Fitch Rates Ontario (CA) Airport's Revenue Bonds 'A-'; Outlook Negative
(The following statement was released by the rating agency)Fitch Ratings-New York-16 March 2021:
Fitch Ratings has assigned an 'A-' rating to the Ontario International Airport Authority's (OIAA) approximately $115.1 million senior revenue bonds series 2021ABC. In addition, Fitch has affirmed ONT's $33.4 million outstanding airport revenue bonds at 'A-'. The Rating Outlook is Negative.
The ratings reflect ONT's position as a secondary O&D airport in the highly competitive Los Angeles air trade region. The airport benefits from steady growth in passenger volumes since the 2008 recession and prior to the pandemic, with cargo operations providing additional diversification. ONT's residual airline use agreement is expected to result in sound debt service coverage ratios (DSCR) and a growing cash position.

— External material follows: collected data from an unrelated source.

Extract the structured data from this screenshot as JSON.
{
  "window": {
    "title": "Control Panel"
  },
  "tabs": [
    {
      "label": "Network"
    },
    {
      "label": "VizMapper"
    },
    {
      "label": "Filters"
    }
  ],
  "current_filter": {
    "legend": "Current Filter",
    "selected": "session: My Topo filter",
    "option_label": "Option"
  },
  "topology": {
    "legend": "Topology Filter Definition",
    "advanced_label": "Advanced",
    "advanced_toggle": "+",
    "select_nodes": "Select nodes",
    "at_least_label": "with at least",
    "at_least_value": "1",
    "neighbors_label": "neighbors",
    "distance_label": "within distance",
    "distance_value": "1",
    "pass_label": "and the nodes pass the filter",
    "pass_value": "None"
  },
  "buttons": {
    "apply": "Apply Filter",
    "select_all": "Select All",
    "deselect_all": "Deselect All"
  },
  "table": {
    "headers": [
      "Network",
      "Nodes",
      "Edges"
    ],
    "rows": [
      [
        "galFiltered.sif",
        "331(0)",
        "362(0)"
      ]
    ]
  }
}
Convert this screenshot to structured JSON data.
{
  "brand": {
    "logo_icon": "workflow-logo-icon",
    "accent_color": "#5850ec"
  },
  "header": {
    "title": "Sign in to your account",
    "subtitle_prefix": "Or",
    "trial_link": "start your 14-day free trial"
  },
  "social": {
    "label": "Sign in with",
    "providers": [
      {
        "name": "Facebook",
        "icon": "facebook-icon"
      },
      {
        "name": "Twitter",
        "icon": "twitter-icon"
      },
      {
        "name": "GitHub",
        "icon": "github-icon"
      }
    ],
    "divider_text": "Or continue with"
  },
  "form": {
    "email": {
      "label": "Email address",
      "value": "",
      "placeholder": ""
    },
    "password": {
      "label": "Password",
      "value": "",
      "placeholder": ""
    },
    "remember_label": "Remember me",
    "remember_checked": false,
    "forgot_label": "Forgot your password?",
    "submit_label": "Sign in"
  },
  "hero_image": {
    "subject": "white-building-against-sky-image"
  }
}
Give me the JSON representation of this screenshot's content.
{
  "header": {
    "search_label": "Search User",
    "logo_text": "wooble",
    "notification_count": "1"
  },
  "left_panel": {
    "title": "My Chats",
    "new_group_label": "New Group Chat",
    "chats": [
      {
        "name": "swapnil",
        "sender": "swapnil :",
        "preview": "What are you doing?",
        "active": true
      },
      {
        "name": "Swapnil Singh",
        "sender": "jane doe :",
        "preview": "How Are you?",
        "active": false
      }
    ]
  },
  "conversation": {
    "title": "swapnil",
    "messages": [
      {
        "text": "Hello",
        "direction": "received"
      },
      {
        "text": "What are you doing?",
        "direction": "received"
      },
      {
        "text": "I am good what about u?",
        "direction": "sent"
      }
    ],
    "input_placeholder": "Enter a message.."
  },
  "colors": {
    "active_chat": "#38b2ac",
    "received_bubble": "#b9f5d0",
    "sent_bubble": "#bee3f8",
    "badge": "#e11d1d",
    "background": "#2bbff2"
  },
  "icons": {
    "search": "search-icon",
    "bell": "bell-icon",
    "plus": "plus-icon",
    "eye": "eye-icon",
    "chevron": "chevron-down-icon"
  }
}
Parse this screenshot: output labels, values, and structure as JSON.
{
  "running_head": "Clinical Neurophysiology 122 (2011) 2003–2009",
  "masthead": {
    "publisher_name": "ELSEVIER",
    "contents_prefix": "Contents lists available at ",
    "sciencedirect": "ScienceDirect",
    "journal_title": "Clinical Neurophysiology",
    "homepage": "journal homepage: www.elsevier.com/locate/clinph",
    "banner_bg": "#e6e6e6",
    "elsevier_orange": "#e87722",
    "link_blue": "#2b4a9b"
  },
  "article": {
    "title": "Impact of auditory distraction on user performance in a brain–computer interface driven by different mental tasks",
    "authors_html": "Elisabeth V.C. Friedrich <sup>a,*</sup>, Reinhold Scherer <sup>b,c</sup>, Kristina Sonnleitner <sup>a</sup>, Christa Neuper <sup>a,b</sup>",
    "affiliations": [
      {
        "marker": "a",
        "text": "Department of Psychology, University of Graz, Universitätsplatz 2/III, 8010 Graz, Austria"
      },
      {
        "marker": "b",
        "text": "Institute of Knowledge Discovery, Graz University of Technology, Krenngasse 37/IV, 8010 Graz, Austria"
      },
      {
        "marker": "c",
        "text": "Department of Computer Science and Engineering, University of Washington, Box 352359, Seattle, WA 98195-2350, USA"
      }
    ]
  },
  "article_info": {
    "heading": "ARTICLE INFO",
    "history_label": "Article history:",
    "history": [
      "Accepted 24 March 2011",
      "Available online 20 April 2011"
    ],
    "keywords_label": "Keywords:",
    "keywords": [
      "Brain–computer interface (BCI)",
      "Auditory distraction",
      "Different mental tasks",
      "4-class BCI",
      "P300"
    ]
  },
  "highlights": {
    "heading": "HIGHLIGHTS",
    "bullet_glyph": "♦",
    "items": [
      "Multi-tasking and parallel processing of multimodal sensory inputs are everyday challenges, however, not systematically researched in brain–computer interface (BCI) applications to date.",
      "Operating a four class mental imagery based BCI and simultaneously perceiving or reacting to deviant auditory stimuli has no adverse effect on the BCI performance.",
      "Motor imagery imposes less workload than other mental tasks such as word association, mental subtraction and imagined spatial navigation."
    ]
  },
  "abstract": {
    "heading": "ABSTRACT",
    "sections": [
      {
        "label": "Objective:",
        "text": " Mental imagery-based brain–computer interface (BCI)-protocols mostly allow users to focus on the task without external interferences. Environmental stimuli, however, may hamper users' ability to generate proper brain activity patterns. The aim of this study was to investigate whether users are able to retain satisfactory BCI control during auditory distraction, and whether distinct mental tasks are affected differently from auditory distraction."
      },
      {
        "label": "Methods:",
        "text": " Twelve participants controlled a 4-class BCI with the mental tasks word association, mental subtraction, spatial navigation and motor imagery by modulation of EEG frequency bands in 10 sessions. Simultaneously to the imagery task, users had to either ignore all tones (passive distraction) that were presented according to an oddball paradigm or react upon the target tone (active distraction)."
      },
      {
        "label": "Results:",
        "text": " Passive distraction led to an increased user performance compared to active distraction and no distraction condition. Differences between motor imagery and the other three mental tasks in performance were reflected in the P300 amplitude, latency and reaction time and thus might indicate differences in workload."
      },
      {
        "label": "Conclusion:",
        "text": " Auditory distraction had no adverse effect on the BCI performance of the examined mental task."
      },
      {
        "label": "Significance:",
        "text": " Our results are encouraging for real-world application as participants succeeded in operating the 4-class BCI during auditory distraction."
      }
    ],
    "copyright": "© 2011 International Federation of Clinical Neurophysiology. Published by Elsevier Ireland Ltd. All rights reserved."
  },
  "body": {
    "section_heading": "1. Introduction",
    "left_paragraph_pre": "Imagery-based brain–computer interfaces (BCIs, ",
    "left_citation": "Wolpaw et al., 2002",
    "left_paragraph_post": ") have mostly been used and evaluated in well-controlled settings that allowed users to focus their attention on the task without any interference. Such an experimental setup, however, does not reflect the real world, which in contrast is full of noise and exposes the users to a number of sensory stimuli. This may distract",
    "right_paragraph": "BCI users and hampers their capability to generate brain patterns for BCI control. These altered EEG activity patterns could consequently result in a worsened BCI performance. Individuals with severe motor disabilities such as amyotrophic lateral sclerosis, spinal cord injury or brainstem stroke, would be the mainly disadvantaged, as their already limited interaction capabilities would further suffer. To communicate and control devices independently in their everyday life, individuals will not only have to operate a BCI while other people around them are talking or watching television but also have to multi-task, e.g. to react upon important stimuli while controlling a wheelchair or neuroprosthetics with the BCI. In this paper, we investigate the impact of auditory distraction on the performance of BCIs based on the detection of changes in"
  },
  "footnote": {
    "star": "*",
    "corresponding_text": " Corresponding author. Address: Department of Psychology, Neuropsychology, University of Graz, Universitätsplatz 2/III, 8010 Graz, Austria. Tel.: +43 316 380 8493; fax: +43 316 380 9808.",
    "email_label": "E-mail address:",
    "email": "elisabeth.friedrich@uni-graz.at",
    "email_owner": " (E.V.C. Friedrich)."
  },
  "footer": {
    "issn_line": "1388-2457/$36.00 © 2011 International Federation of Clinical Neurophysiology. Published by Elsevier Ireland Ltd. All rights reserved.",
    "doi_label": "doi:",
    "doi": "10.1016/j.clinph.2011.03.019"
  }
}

Leverage and cost per enplanement (CPE) are expected to rise due to debt issuances in 2021 and 2022, although both metrics should remain manageable. The rating further considers stable performance following the 2016 transfer of ONT to OIAA from Los Angeles World Airports (LAWA).
The Negative Outlook reflects the substantial adverse impact on operating performance with limited recoveries to date, due to the coronavirus pandemic and related containment measures, along with uncertainty around the timing and magnitude of recovery.
KEY RATING DRIVERS
Secondary Airport in Competitive Region - Revenue Risk (Volume): Midrange (revised from Weaker)
ONT acts as a secondary airport in the large and highly competitive Southern California air service market, primarily serving passengers from the Inland Empire region. The airport's traffic profile has shown considerable volatility and declines during the 2008-2009 recession; however, traffic has steadily recovered since 2014 with enplaned passenger levels remaining above two million, which justifies the revision of the assessment from Weaker to Midrange.
The pandemic has adversely impacted passenger traffic activity and complete recovery is likely to take several years. Airline concentration is elevated despite increased air service offerings, with carrier services focused mainly on western region markets, and with Southwest accounting for almost half of total enplanements. Air cargo represents over half of landed weight at ONT, which provides some revenue diversification and has buoyed performance through the pandemic.
Strong Airline Agreement Constrained by Elevated Costs - Revenue Risk (Price): Midrange
The airport operates under a long-term residual AUL agreement expiring in 2024, which provides the basis for strong cost recovery. All primary passenger and cargo airlines are participants to the agreement. Although the airport has the ability to pass costs on to the airlines, increasing CPE above its currently elevated level could put the airport at a competitive disadvantage to competing airports in the region.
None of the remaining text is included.